Though I am a passionate admirer of Janáček, his Taras Bulba has never struck me as one of his stronger works, even in the hands of a Kubelík or a Mackerras. And so it was here, under a deputising conductor who seemed to have little particular sympathy for the composer. The orchestra once again played very well. There were notable solos, for instance from leader, Sarah Sew in The Death of Andriy, and it was good to hear the Royal Albert Hall organ (Robin Green) in gentler music, properly contrasted with bells and military clangour. Yet the music was often too relaxed or (the second movement) too driven, and lacked the authentic Janáček edge. A sense of the whole, admittedly difficult to impart in this work, remained elusive. There were hints of the Glagolitic Mass at the conclusion, but they did not seem truly to emanate from the heart of the music.

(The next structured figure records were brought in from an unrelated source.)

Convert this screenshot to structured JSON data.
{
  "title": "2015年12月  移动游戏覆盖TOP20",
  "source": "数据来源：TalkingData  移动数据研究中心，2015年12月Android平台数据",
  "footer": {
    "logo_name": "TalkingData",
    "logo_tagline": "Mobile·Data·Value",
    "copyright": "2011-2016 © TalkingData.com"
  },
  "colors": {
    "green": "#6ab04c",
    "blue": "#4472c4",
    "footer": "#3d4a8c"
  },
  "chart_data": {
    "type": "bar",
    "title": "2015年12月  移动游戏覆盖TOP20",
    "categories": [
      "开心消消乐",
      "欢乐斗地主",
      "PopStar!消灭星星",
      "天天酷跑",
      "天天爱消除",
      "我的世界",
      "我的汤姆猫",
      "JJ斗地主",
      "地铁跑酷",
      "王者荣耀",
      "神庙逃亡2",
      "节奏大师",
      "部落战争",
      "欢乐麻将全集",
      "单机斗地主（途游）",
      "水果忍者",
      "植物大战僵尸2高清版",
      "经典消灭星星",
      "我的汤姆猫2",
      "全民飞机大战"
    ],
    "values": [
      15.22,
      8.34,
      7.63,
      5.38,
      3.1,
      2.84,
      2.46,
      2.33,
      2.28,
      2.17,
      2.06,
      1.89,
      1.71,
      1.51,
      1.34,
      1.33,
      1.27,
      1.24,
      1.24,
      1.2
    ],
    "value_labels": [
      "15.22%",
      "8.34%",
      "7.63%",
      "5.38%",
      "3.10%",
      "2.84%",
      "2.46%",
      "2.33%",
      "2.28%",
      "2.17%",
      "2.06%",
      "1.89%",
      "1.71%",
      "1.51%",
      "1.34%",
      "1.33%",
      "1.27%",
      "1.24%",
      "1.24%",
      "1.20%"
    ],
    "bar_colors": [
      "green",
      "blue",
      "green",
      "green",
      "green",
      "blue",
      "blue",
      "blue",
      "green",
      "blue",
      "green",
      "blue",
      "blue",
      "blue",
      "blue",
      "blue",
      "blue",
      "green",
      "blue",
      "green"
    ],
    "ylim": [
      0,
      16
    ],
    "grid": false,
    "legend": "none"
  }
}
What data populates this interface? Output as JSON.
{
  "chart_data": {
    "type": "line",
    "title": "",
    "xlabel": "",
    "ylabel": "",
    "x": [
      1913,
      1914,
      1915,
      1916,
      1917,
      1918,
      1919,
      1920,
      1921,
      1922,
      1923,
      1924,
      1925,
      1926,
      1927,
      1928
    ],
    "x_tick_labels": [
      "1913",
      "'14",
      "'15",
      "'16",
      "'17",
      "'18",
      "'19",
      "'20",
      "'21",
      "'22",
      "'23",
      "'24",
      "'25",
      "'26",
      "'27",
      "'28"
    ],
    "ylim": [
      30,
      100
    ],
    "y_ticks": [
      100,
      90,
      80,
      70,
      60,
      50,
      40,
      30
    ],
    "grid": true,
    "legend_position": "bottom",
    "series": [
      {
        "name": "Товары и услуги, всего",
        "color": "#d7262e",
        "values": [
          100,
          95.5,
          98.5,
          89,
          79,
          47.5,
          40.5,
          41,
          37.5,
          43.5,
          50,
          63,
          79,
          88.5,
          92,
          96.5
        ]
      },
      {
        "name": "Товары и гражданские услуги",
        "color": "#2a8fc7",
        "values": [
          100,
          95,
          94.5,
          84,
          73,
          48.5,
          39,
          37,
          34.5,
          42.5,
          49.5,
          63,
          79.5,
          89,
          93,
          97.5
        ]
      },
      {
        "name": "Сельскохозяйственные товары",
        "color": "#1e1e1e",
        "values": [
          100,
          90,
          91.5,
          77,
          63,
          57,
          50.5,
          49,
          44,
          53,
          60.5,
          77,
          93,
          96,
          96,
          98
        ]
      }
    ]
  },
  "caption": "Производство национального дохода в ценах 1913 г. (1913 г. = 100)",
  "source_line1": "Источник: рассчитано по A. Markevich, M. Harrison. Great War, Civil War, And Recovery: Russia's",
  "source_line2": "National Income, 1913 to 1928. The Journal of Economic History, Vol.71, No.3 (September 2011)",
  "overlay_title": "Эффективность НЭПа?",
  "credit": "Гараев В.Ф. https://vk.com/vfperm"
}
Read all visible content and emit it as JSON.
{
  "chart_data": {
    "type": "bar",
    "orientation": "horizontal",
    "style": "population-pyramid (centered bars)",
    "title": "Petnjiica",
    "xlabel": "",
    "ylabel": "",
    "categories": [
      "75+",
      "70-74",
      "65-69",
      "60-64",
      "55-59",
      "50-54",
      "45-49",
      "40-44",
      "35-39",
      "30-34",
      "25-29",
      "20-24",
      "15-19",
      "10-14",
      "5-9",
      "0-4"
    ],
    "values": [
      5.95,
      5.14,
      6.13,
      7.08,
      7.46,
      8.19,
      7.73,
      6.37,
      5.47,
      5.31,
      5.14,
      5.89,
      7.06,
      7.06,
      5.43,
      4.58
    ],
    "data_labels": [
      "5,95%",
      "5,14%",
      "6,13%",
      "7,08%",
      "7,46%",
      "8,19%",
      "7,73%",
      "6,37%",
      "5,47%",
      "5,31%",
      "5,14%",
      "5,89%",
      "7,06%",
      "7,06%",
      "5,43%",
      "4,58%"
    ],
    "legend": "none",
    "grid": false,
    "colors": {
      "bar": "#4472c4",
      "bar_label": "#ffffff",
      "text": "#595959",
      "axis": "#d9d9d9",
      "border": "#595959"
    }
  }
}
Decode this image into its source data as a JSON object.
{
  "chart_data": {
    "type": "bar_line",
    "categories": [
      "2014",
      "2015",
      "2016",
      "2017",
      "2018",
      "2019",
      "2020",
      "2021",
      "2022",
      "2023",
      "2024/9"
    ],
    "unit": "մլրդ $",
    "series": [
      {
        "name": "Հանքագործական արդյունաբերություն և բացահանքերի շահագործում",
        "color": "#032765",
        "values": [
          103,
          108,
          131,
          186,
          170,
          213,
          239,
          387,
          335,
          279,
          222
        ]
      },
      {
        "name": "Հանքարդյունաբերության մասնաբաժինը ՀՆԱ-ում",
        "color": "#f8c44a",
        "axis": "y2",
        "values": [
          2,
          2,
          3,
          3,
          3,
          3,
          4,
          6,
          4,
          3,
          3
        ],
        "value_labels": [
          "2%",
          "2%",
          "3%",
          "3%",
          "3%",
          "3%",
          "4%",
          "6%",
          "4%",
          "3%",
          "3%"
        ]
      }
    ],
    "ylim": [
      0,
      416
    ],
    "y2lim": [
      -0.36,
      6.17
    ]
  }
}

Harold in Italy benefited from an outstanding performance from Maxim Rysanov, but the orchestral direction proceeded in fits and starts. The opening of the first movement was most promising: purposeful to an uncommonly, yet convincingly, Beethovenian degree. The bassoon’s baleful melancholy (Maria García Gallego) heightened expectations, which seemed set to be fulfilled – and they were – by Rysanov’s spellbinding reveries: some wondrous pianissimi here. Bamert imparted a reasonable amount of fantasy – though this of all composers needs more than ‘reasonable’ – but here and elsewhere, he seemed reluctant to draw out Berlioz’s array of orchestral colour. Moreover, his direction lacked the sense of line that Davis would doubtless have contributed. It would always have been difficult for the mystery of the second movement’s opening to have emerged through a concerted barrage of coughing. However, once the audience had (relatively) calmed down, the lack of magic was also to be attributed to Bamert’s hurried tempo and lack of affinity with Berlioz’s orchestration. The EUYO’s strings brought considerable warmth to proceedings, however. Again, there was excellent solo work from Rysanov. His gift for projection, especially when playing softly, is uncommon: the viola’s harmonics were both present and thematically meaningful. Sadly, the conclusion to this movement was not helped by what sounded like a passing aeroplane, soon to be drowned out by inter-movement audience hubbub. There was a nice lilt to the third-movement serenade, and a truly magical placing of the viola’s idée fixe against the orchestra’s contrasting rhythms and solos. The mind’s eye could see Berlioz’s Italian landscape, though it has been painted in less restrained fashion. An almighty cymbal clash announced the final movement – and showed the noisy audience who ultimately was in charge: not before time. The return of the opening material brought a renewed sense of purpose: this would seem to suit Bamert more than much of what goes in between. But that, of course, is only a small part of this movement. Here, the conductor had a tendency to drive too hard, though this is something very difficult to get right. (Sir Colin, by some miracle, always has.) Direction was also, at least at times, charmlessly metronomic. The solo strings played well, though.